“Ötekileştirme”, “dışlama”, “sömürme”, “aşağılama”. Bu kavramların hepsinin birbirine yakınlığı çok açık. Çünkü hepsi de bir ilişkiye işaret ediyor. Üstelik eşit olmayan bir ilişkiye. Eğer bir “ötekileştirilen” varsa demek ki bir de “ötekileştiren” var gibi. Eğer bir “sömüren” varsa bir de “sömürülen” var gibi. Eğer bir “dışlayan” varsa bir de “dışlanan” var gibi. Tabii bir “ötekileştiren” bir başka birini “ötekileştirebiliyorsa” demek ki bunu yapacak bir “gücü” var demektir. Bir başka ifadeyle, “ötekileştiren” ve “ötekileştirilen” arasında bir “güç” eşitsizliği söz konusu demektir.

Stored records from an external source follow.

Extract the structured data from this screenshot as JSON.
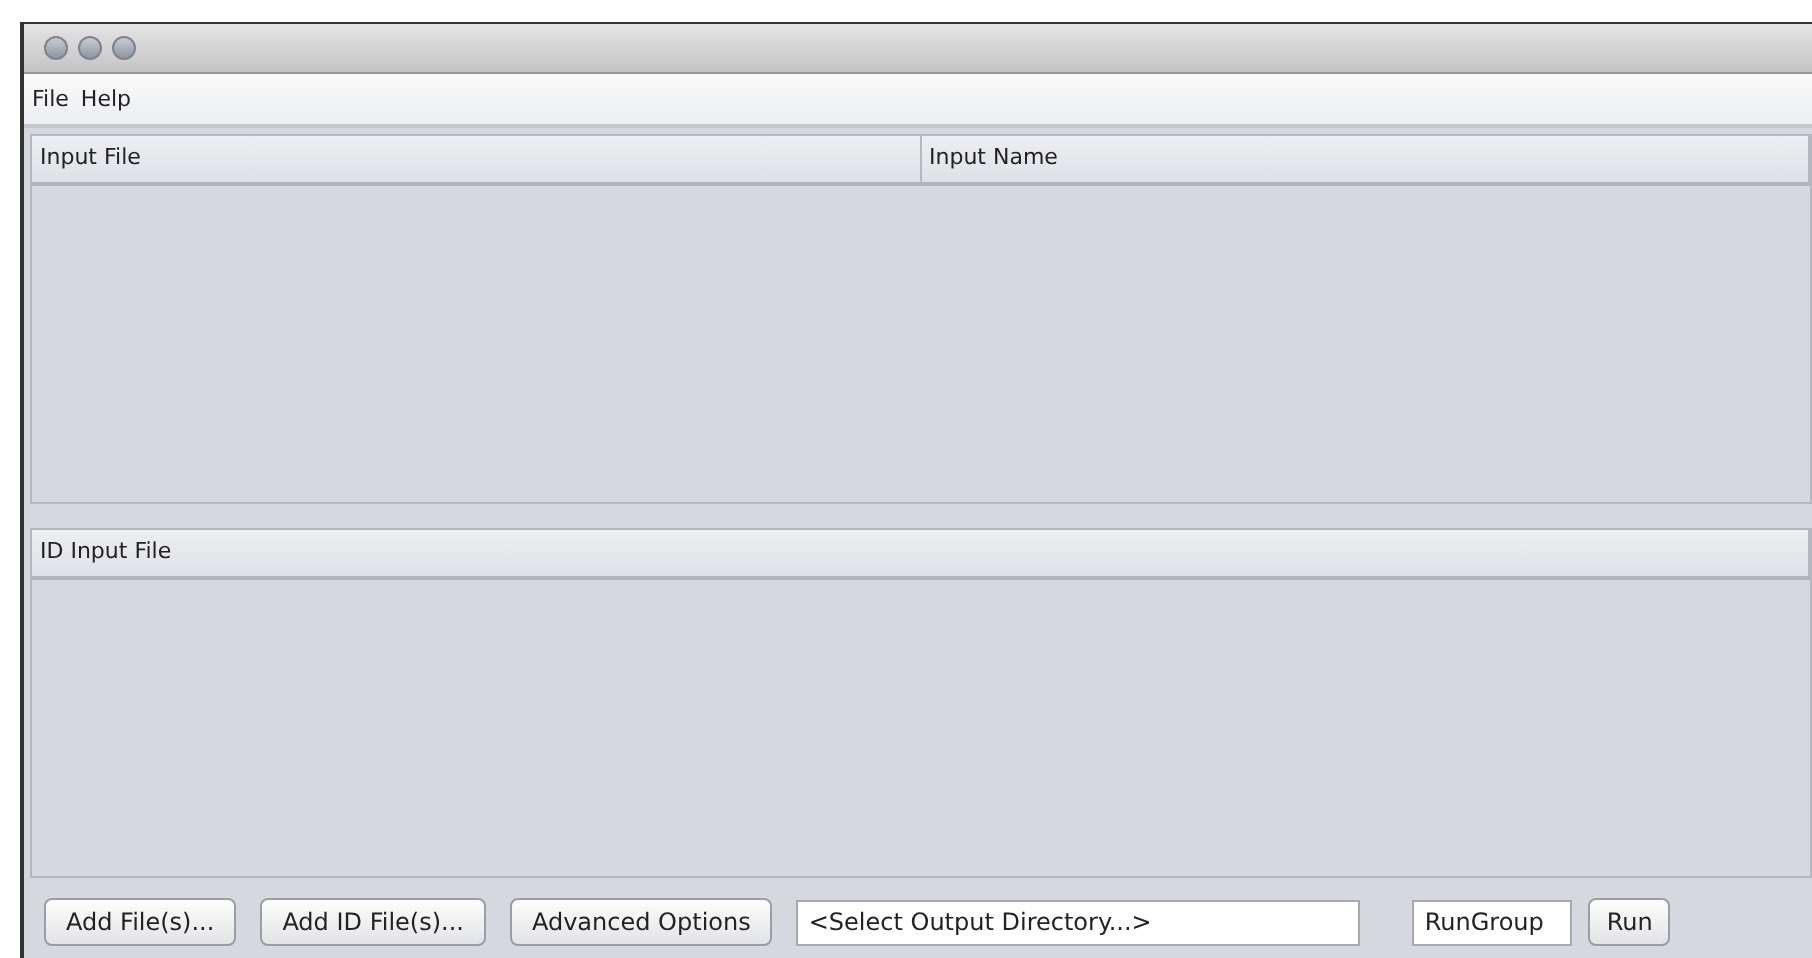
{
  "menu": [
    "File",
    "Help"
  ],
  "input_table": {
    "columns": [
      "Input File",
      "Input Name"
    ]
  },
  "id_table": {
    "columns": [
      "ID Input File"
    ]
  },
  "buttons": [
    "Add File(s)...",
    "Add ID File(s)...",
    "Advanced Options"
  ],
  "output_directory": {
    "value": "<Select Output Directory...>"
  },
  "group_name": {
    "value": "RunGroup"
  },
  "run_button": "Run"
}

Bunları neden mi yazıyorum? Bazıları “ötekileştirme” kavramı ile “sömürü” ya da “dışlanma” kavramları arasında bir “Çin Seddi” var diye düşünüyorlar da ondan. İşçilerin “sömürülmesiyle”, bir halkın “dışlanması” arasında bir ilişkinin olabileceğini de düşünmüyorlar. Her iki olayın da “failleri” arasında bir ilişkinin olduğunu da hayal edemiyorlar.
Bu tartışma tabii ki günümüz “sol” cenahının içindeki bir tartışma. Bazıları illa da “işçi sınıfı” öncülüğünde bir devrim yapacaklarına inanıyorlar, bazıları da başta “Kürt halkı” olmak üzere bütün “dışlanmışların” birlikteliğinden yeni bir demokratik toplum yaratacaklarını. Tabii ki kimin haklı olduğunu büyük ölçüde toplumun davranışı belirleyecek ama ben burada, daha sonra da devam etmeyi düşündüğüm bu tartışmaya bir iki not bırakmak istiyorum.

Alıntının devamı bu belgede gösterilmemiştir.